La Salsoteca Maestra Vida ha sido un espacio pionero en la difusión de los ritmos afroantillanos, particularmente del género salsa, desde las postrimerías de la dictadura militar. Sin embargo, también ha sido un espacio abierto a otras expresiones culturales, siempre atento al devenir sociopolítico del país.

Por Emmanuel Ganora

El calendario de 1988 se acercaba al mes de octubre y en Chile se abría una de las mayores incógnitas de su historia. ¿Cuál sería el futuro de la entonces dictadura gobernante? Por entonces, el régimen había abierto los registros electorales para la realización de un plebiscito que decidiría las formas de tránsito hacia la democracia. Muchos miraban el proceso con escepticismo y no pocos derechamente dudaban que Augusto Pinochet respetara una muy posible derrota. Razones para el escepticismo sobraban, entre otras cosas, por el reguero de sangre derramada durante los –hasta entonces- quince años de tiranía.

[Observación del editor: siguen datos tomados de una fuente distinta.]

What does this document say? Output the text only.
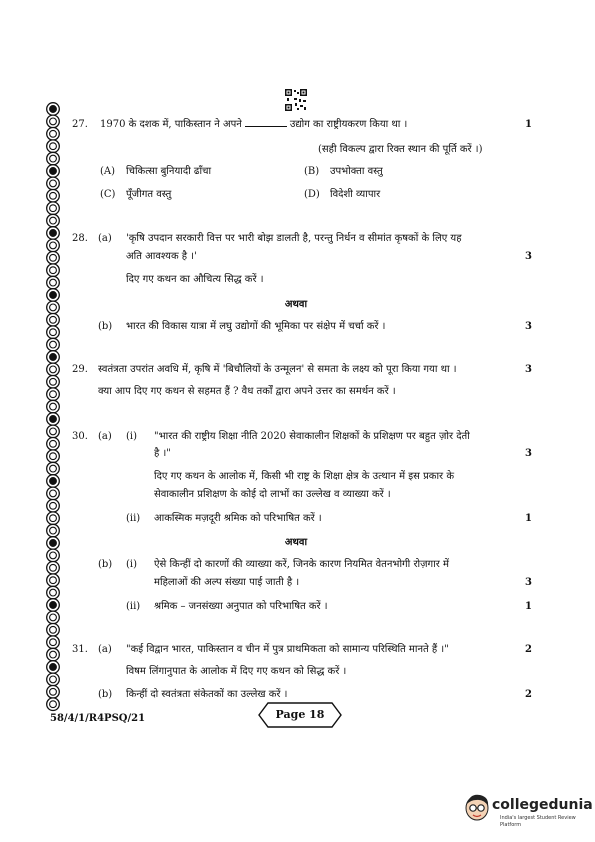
27.	1970 के दशक में, पाकिस्तान ने अपने	उद्योग का राष्ट्रीयकरण किया था ।	1
(सही विकल्प द्वारा रिक्त स्थान की पूर्ति करें ।)
(A) चिकित्सा बुनियादी ढाँचा	(B) उपभोक्ता वस्तु
(C) पूँजीगत वस्तु	(D) विदेशी व्यापार
28.	(a)	'कृषि उपदान सरकारी वित्त पर भारी बोझ डालती है, परन्तु निर्धन व सीमांत कृषकों के लिए यह
अति आवश्यक है ।'	3
दिए गए कथन का औचित्य सिद्ध करें ।
अथवा
(b)	भारत की विकास यात्रा में लघु उद्योगों की भूमिका पर संक्षेप में चर्चा करें ।	3
29.	स्वतंत्रता उपरांत अवधि में, कृषि में 'बिचौलियों के उन्मूलन' से समता के लक्ष्य को पूरा किया गया था ।	3
क्या आप दिए गए कथन से सहमत हैं ? वैध तर्कों द्वारा अपने उत्तर का समर्थन करें ।
30.	(a)	(i)	"भारत की राष्ट्रीय शिक्षा नीति 2020 सेवाकालीन शिक्षकों के प्रशिक्षण पर बहुत ज़ोर देती
है ।"	3
दिए गए कथन के आलोक में, किसी भी राष्ट्र के शिक्षा क्षेत्र के उत्थान में इस प्रकार के
सेवाकालीन प्रशिक्षण के कोई दो लाभों का उल्लेख व व्याख्या करें ।
(ii)	आकस्मिक मज़दूरी श्रमिक को परिभाषित करें ।	1
अथवा
(b)	(i)	ऐसे किन्हीं दो कारणों की व्याख्या करें, जिनके कारण नियमित वेतनभोगी रोज़गार में
महिलाओं की अल्प संख्या पाई जाती है ।	3
(ii)	श्रमिक – जनसंख्या अनुपात को परिभाषित करें ।	1
31.	(a)	"कई विद्वान भारत, पाकिस्तान व चीन में पुत्र प्राथमिकता को सामान्य परिस्थिति मानते हैं ।"	2
विषम लिंगानुपात के आलोक में दिए गए कथन को सिद्ध करें ।
(b)	किन्हीं दो स्वतंत्रता संकेतकों का उल्लेख करें ।	2
58/4/1/R4PSQ/21	Page 18
collegedunia
India's largest Student Review Platform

Era un país aislado, triste y castrado. A los detenidos desaparecidos y ejecutados políticos -3.227 víctimas, según el Informe Rettig- y torturados  -28.459 , según el Informe Valech-, al régimen se le sumaban cifras que revelaban amplios bolsones de marginalidad -45% de pobreza promedio-, pese al discurso modernizador sustentado por sus economistas. En aquella década de los ochenta, además, comenzaron las primeras jornadas de protestas las que, por cierto, terminaban con estado de excepción que amparaban los horrores de sus aparatos de represión. De ahí que la banda sonora de aquellos años se expresara con desolación, como el caso paradigmático de Santiago del Nuevo Extremo, o con el desenfado de Los Prisioneros.

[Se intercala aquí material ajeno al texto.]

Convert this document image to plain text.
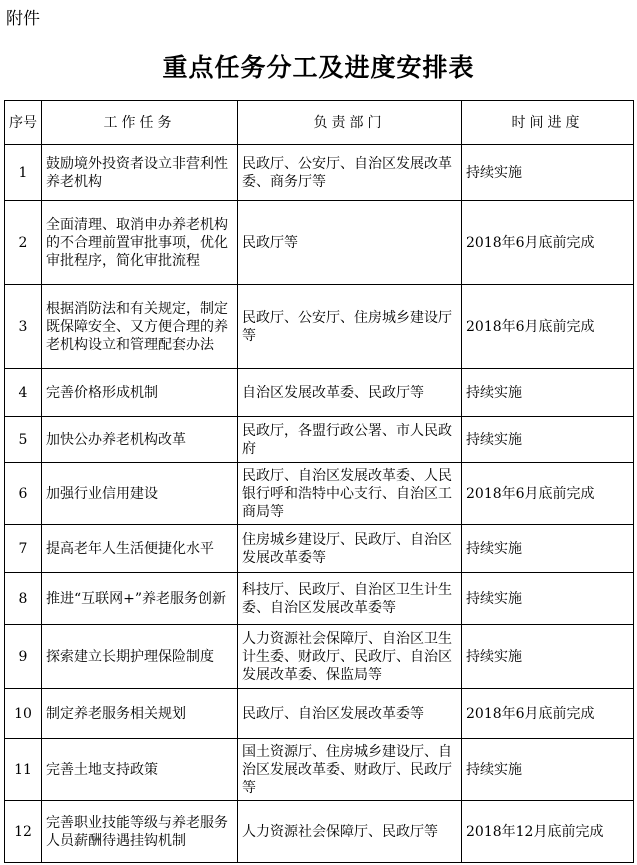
附件
重点任务分工及进度安排表
序号	工作任务	负责部门	时间进度
1	鼓励境外投资者设立非营利性养老机构	民政厅、公安厅、自治区发展改革委、商务厅等	持续实施
2	全面清理、取消申办养老机构的不合理前置审批事项，优化审批程序，简化审批流程	民政厅等	2018年6月底前完成
3	根据消防法和有关规定，制定既保障安全、又方便合理的养老机构设立和管理配套办法	民政厅、公安厅、住房城乡建设厅等	2018年6月底前完成
4	完善价格形成机制	自治区发展改革委、民政厅等	持续实施
5	加快公办养老机构改革	民政厅，各盟行政公署、市人民政府	持续实施
6	加强行业信用建设	民政厅、自治区发展改革委、人民银行呼和浩特中心支行、自治区工商局等	2018年6月底前完成
7	提高老年人生活便捷化水平	住房城乡建设厅、民政厅、自治区发展改革委等	持续实施
8	推进“互联网+”养老服务创新	科技厅、民政厅、自治区卫生计生委、自治区发展改革委等	持续实施
9	探索建立长期护理保险制度	人力资源社会保障厅、自治区卫生计生委、财政厅、民政厅、自治区发展改革委、保监局等	持续实施
10	制定养老服务相关规划	民政厅、自治区发展改革委等	2018年6月底前完成
11	完善土地支持政策	国土资源厅、住房城乡建设厅、自治区发展改革委、财政厅、民政厅等	持续实施
12	完善职业技能等级与养老服务人员薪酬待遇挂钩机制	人力资源社会保障厅、民政厅等	2018年12月底前完成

No obstante, el 08 de septiembre de 1988, en la intersección de Pio nono con Santa Filomena, abría las puertas un lugar donde el goce también era una forma de resistencia al miedo y la represión: Maestra Vida. La salsoteca que hasta el día de hoy mantiene viva su tradición rumbera y su apertura a expresiones culturales y políticas.

¿Cómo es que los colores del trópico dieron vida a aquella desolación austral?

La clave del exilio

Fue en los años previos a la apertura de Maestra Vida que un grupo de salseros se reunía con la complicidad propia de la contracultura. Muchos de ellos venían retornando hacía poco al país luego de años de exilio en países donde la salsa y su expresión en baile era parte de la vida cotidiana. Un caso emblemático es el del periodista Víctor Mandujano, exiliado 11 años en Venezuela.

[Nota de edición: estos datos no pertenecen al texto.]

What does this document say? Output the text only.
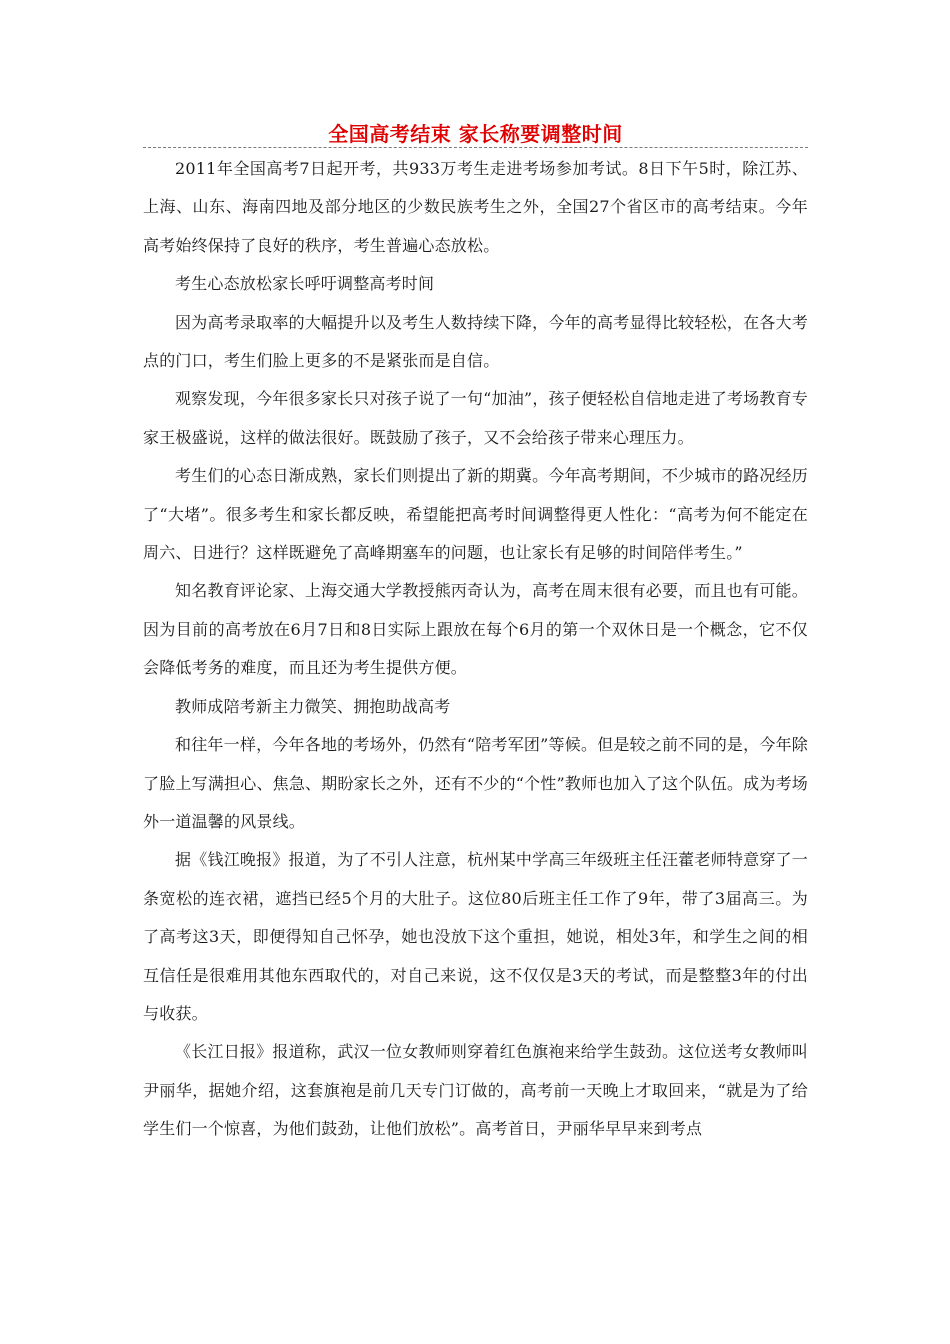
全国高考结束 家长称要调整时间

2011年全国高考7日起开考，共933万考生走进考场参加考试。8日下午5时，除江苏、上海、山东、海南四地及部分地区的少数民族考生之外，全国27个省区市的高考结束。今年高考始终保持了良好的秩序，考生普遍心态放松。

考生心态放松家长呼吁调整高考时间

因为高考录取率的大幅提升以及考生人数持续下降，今年的高考显得比较轻松，在各大考点的门口，考生们脸上更多的不是紧张而是自信。

观察发现，今年很多家长只对孩子说了一句“加油”，孩子便轻松自信地走进了考场教育专家王极盛说，这样的做法很好。既鼓励了孩子，又不会给孩子带来心理压力。

考生们的心态日渐成熟，家长们则提出了新的期冀。今年高考期间，不少城市的路况经历了“大堵”。很多考生和家长都反映，希望能把高考时间调整得更人性化：“高考为何不能定在周六、日进行？这样既避免了高峰期塞车的问题，也让家长有足够的时间陪伴考生。”

知名教育评论家、上海交通大学教授熊丙奇认为，高考在周末很有必要，而且也有可能。因为目前的高考放在6月7日和8日实际上跟放在每个6月的第一个双休日是一个概念，它不仅会降低考务的难度，而且还为考生提供方便。

教师成陪考新主力微笑、拥抱助战高考

和往年一样，今年各地的考场外，仍然有“陪考军团”等候。但是较之前不同的是，今年除了脸上写满担心、焦急、期盼家长之外，还有不少的“个性”教师也加入了这个队伍。成为考场外一道温馨的风景线。

据《钱江晚报》报道，为了不引人注意，杭州某中学高三年级班主任汪藿老师特意穿了一条宽松的连衣裙，遮挡已经5个月的大肚子。这位80后班主任工作了9年，带了3届高三。为了高考这3天，即便得知自己怀孕，她也没放下这个重担，她说，相处3年，和学生之间的相互信任是很难用其他东西取代的，对自己来说，这不仅仅是3天的考试，而是整整3年的付出与收获。

《长江日报》报道称，武汉一位女教师则穿着红色旗袍来给学生鼓劲。这位送考女教师叫尹丽华，据她介绍，这套旗袍是前几天专门订做的，高考前一天晚上才取回来，“就是为了给学生们一个惊喜，为他们鼓劲，让他们放松”。高考首日，尹丽华早早来到考点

“Yo estuve en los años de explosión de la salsa, en los años de la Dimensión Latina con Oscar de León y las grandes orquestas de Cuba. Para ellos, bailar es como hablar. Para que te hagas una idea, aún recuerdo una vez cuando una dueña de casa esparcía talco en el piso para que la gente que bailara se pudiera deslizar”, rememora Mandujano.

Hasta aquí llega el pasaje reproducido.